‘Son of Daedalus’, estreia de Inês Pimenta, não se fica pelo Sol e sobe até às estrelas
Na música, assim como nas artes em geral, existem diversos patamares que separam não só estilos, mas também géneros. Quando falamos de jazz, bossa nova ou rock, vem-nos imediatamente à cabeça uma panóplia de sonoridades baseadas na nossa própria experiência. Do ponto de vista pessoal é interessante fazermos essa reflexão: qual é o primeiro artista que nos surge na cabeça quando pensamos em jazz? Essa combinação entre imagem/estilo musical representa não só o nosso gosto, mas também a nossa memória e principalmente a nossa própria vivência. Quem é que nos mostrou esse artista? Em que altura da nossa vida? Foi uma situação aleatória ou propositada? Independentemente da resposta, o que é facto é que esse artista criou o seu lugar na nossa memória e, por consequência, na eternidade, pois enquanto a nossa memória existir, esse artista irá também existir. Pois bem, Inês Pimenta é o tipo de artista que, se fosse referência de um estilo musical, significaria que esse estilo estaria de excelente saúde.

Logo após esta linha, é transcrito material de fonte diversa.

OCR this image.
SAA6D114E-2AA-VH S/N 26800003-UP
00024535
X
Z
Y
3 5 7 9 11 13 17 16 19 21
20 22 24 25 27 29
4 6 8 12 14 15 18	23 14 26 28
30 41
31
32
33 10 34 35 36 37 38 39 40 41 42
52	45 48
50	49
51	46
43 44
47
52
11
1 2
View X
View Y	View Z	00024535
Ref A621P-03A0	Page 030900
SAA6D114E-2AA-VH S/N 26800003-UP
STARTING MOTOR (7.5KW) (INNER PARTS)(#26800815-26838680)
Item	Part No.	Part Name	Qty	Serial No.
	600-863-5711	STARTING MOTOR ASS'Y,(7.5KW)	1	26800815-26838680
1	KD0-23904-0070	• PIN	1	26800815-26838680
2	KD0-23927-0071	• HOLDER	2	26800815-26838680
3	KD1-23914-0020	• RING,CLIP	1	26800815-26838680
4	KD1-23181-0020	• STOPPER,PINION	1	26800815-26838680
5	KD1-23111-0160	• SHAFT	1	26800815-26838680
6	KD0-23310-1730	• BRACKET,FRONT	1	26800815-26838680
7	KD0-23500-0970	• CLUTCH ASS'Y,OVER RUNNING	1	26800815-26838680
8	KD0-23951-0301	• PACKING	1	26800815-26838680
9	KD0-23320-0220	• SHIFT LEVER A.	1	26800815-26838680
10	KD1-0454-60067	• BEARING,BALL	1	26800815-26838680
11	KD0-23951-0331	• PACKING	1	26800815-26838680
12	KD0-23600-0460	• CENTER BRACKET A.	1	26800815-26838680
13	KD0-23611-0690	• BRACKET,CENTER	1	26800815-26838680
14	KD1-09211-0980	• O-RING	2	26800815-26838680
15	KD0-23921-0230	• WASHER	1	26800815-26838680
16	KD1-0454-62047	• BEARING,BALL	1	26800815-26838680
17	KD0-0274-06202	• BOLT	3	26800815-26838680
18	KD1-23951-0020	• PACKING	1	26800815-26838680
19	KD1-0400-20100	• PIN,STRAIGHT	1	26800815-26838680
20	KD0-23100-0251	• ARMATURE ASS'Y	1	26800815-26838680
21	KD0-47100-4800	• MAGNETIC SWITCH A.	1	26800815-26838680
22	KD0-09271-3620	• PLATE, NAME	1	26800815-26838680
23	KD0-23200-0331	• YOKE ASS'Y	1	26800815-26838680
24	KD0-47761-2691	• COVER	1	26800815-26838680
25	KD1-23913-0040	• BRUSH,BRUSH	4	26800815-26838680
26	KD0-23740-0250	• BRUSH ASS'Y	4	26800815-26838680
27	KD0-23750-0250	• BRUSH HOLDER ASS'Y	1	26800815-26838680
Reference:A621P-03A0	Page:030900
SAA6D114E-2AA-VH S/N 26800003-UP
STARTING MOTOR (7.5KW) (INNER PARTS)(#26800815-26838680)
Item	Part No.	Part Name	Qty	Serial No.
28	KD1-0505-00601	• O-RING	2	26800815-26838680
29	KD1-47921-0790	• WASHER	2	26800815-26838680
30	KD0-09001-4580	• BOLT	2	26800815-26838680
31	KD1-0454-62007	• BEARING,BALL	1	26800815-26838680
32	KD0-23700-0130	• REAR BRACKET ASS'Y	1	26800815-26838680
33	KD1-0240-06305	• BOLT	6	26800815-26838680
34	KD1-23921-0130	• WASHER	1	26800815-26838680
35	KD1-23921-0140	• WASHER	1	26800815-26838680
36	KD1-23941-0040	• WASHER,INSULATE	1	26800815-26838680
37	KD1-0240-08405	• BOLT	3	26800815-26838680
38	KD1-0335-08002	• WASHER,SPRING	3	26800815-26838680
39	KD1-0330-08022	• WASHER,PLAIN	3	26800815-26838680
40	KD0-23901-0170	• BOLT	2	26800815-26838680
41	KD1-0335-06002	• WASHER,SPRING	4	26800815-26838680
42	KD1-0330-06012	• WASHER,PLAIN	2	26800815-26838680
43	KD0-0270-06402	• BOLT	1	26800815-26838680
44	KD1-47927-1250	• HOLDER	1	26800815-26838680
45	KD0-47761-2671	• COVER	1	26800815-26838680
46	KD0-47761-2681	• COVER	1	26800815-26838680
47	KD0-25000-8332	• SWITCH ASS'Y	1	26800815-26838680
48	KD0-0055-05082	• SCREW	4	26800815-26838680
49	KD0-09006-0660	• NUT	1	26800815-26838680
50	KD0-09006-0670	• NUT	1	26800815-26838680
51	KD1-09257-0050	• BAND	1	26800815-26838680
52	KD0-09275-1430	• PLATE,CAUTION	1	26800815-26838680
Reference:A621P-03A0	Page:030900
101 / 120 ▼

Há sempre muito mais por detrás do véu que o artista coloca à sua frente. Por vezes vemos capas de álbuns, letras, fotografias, toda uma produção designada para acompanhar o lançamento de um álbum. Em Inês Pimenta vemos vários músicos. Em nenhum momento a artista canaliza toda a atenção para si. Há um certo cuidado em demonstrar mais do que o que conseguimos ver através do véu e esse mesmo detalhe simboliza a diferença.
Son of Daedalus é o primeiro lançamento da artista e da sua maravilhosa banda. Além de explorar o virtuosismo de cada elemento deste todo, o EP explora também duas interessantes componentes: a língua e os diversos estilos musicais. Nestas quatro faixas há espaço para um grito de afirmação. Esse grito, de forma tão natural quanto o bater de um coração, reflecte-se no domínio da língua inglesa e portuguesa por parte de Inês. Essa linguagem é transposta também para o piano, outra que a artista domina em absoluto. Cantar em inglês ou português exige um domínio vocal abrangente, pois estamos perante duas línguas com sons próprios e fonéticas distintas.
Este grito de afirmação acarreta também consigo os diversos instrumentos que compõem as faixas. Há espaço para o jazz, para a bossa nova, para o rock, para o experimentalismo de todos os artistas; mas também para a criação. É que, quando alcançamos o final desta curta viagem, sentimos que aprendemos algo. Aprendemos que estilos musicais não se prendem num álbum, por vezes respiram por si próprios e evoluem para algo mais.
“Ícaro”, “Sem Pressa”, “Tez” e “Prata” são as quatro faixas que compõem este belíssimo trabalho. Embora a sua génese seja sem dúvida o jazz, o resultado final é de uma complexidade que vai além dos estilos. Son of Daedalus é, sem qualquer dúvida, um dos melhores trabalhos do ano em Portugal. O tom melancólico da voz de Inês reflecte uma certa identidade portuguesa, com um misto de identidade de cantautora com bossa nova brasileira, mas que no seu resultado final ultrapassa fronteiras da tradição portuguesa. Depois existem Vasco Pimentel, Tiago Martins, Natanael Paulino e João Carreiro, os quatro músicos que acompanham Inês ao vivo e prolongam o seu talento.
Há uma certa tristeza na voz de Inês, muito própria do país que “inventou” a saudade ou criou o Fado. Essa tristeza, contudo, não pode ser conotada com um sentimento negativo, mas sim com algo mais melancólico e imaginativo, como se estivéssemos de regresso à casa da avó, aquele local onde sempre nos sentimos seguros, mas que o tempo levou sem nos perguntar se já era tempo de ir.